За время освоения человеком красная планета обзавелась тремя поселениями. NASA решоло свое поселение назвать «Новый Канаверал». В настоящий момент они организовали самую многочисленную экспедицию: два человека. Супруги Джон и Джефри.
Европейцы заселили участок западнее, с нетривиальным названием «Новый свет».
Старик вышел из кухни, посмотрел на лестницу в коридоре.
– Кать!
– Ау, пап!
– Ты дрова когда подкидывала в печку?
– Ой, забыла… – испуганный девичий голосок заметался по комнате наверху. – Сейчас, иду пап!
– Не надо. Мне ближе.
Старик прошлепал по коридору к выходу. Там, в прихожей, стояла дровяная печка с котлом. Автономная система теплоснабжения. При двери в уборную лежали дрова. Он подумывал соорудить дровяник у порога в дом, но в таком размещении приходилось нести поленья дальше. Каждый раз подкидывая их в топку, не находишься. Грудой у двери туалета дрова проще рукой подать. Случались неприятные инциденты. Однажды поленья осыпались от вибраций, заблокировав узнику горшка выход.
Район, где поселился Григорьев, администрация с десяток лет не могла подключить к газовой сети города. Уходя на пенсию, бывший сотрудник «ЗАСЛОНа» купил этот дом на этапе застройки. Тогда газовики обещали в течение года подключить строение к теплу, но что-то пошло не так. Сначала разорился застройщик, а потом власти выписали новый приказ, регламентирующий нормативы газопровода к частным домам. Год Александр судился с градоправителями, пытался разобраться в документации. А после пришли умные замерщики и выдали справку: «О несоответствии дымохода новым стандартам жилого строительства». Нельзя газовый котел ставить. Прежде следует разобрать стену и перебрать внутренний дымоход заново.
С тех пор обстучал старик пороги множества независимых контор. Все они ссылались друг на друга, однако соглашались в одном: домику с дровяной печкой проводить газ нерентабельно.
Бывалый учёный предвидел проблемы на этапе банкротства застройщика. Просчитывать риски и перспективы нововведений – его профессиональная черта. Параллельно с судебными газовыми тяжбами в дом был куплен добротный котел с дровяной топкой.
Доктор экономических наук, профессор Александр Григорьев в здравом уме, без помощи калькулятора, вычислил экономическую выгоду от топки дровами. Выходило на тридцать три процента дешевле, по сравнению с подключенным газом. Такие вещи риски Григорьев приучился рассчитывать отлично.
Он просчитался лишь однажды: в тот самый год, когда выбрал себе застройщика.
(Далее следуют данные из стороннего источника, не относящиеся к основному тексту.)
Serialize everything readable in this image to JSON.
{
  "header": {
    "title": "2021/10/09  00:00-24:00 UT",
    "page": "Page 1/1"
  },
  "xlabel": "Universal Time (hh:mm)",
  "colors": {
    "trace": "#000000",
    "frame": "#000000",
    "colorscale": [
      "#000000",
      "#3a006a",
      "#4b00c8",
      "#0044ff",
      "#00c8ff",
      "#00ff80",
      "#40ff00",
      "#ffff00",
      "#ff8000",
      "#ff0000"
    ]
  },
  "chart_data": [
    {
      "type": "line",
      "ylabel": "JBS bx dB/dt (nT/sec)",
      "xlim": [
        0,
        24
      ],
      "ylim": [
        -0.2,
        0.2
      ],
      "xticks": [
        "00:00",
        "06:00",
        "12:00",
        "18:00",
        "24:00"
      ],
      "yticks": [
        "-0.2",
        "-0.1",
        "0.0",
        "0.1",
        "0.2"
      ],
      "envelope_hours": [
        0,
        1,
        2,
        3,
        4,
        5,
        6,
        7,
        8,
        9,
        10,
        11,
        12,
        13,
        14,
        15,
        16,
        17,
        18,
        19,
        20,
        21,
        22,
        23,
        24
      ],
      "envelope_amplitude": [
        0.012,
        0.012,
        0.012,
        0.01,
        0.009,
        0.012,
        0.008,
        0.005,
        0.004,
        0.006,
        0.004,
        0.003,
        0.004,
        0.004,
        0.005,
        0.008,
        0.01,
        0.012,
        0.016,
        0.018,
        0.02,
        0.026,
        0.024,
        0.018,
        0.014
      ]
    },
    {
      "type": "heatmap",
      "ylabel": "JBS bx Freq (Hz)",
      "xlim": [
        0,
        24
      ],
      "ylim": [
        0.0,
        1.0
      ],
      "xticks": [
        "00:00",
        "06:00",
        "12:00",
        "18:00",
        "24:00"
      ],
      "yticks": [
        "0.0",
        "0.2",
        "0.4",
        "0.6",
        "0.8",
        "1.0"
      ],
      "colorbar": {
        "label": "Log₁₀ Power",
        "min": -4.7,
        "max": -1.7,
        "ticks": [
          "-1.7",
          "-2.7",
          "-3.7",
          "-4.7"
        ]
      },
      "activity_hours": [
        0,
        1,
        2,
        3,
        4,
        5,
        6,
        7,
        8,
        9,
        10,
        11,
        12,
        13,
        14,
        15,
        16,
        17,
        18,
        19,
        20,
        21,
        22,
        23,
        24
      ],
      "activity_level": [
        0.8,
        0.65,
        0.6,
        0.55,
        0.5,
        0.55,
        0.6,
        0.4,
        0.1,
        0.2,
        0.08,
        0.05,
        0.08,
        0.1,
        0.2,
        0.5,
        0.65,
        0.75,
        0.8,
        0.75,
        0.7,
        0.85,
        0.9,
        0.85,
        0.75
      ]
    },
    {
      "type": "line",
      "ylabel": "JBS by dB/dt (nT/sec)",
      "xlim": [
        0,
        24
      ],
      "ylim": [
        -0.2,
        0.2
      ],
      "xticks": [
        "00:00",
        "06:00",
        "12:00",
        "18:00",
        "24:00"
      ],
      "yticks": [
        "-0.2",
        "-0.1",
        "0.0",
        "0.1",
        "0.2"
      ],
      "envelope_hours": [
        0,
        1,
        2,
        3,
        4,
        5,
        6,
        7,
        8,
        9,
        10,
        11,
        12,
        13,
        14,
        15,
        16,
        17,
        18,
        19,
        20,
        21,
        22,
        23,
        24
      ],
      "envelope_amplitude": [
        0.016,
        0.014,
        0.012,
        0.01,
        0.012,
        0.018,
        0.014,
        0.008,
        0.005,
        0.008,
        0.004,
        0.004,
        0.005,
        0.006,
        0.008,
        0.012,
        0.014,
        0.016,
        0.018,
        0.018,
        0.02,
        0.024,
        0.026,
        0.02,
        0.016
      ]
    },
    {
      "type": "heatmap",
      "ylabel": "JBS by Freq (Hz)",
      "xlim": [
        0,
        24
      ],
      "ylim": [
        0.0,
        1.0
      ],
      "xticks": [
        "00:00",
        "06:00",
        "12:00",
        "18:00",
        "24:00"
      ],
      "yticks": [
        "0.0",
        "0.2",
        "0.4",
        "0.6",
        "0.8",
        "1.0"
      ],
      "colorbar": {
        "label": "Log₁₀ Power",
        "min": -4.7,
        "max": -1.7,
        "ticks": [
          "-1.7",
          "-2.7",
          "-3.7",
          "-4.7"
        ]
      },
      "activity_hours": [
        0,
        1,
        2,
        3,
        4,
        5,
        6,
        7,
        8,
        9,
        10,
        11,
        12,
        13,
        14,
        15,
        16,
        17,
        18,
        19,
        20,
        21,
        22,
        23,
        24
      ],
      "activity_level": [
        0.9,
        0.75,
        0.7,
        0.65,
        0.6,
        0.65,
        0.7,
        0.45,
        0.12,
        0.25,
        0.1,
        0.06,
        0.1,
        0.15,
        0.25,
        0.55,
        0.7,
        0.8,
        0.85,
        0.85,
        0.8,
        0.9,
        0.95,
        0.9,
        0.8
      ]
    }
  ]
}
Тогда Григорьев работал в команде по созданию космической колонии на Марсе. Голова была забита более возвышенными (в прямом смысле слова) целями, нежели обустройство дачки на Ставрополье. Эх, не знал тогда старик, что коллеги не разделяют его самопожертвовательных стремлений. Раскупили всю недвижимость в Черногории и Испании.
Задача отдела Александра Родионовича заключалась в разработке механизма обеспечения колонии дальних планет. Он, вместе с Валентином Жуковым и ещё тройкой высококлассных специалистов, разрабатывал стратегию экономического роста колонии. Упор администрации заключался в выжимке из инопланетных поселений максимальной выгоды: поставка ресурсов, занятие удобного плацдарма для запуска последующих челноков в глубокий космос. Соответственно указанным задачам следовало добиваться, минимизируя расходы на обеспечение жизнедеятельности колонии.
Не все члены команды думали в такт с Григорьевым да Жуковым. Академик Ромашков напрочь опроверг доводы Валентина о дублирующем челноке, назвав это двойными растратами на запуск. Услышав волшебные слова ученого о двойной экономии, администрация рьяно прислушалась к его точке зрения. В дальнейшем старалась акцентированно следовать его мнению. Так в сторону был задвинут амбициозный проект доктора Григорьева об экономической модели развития будущих колоний.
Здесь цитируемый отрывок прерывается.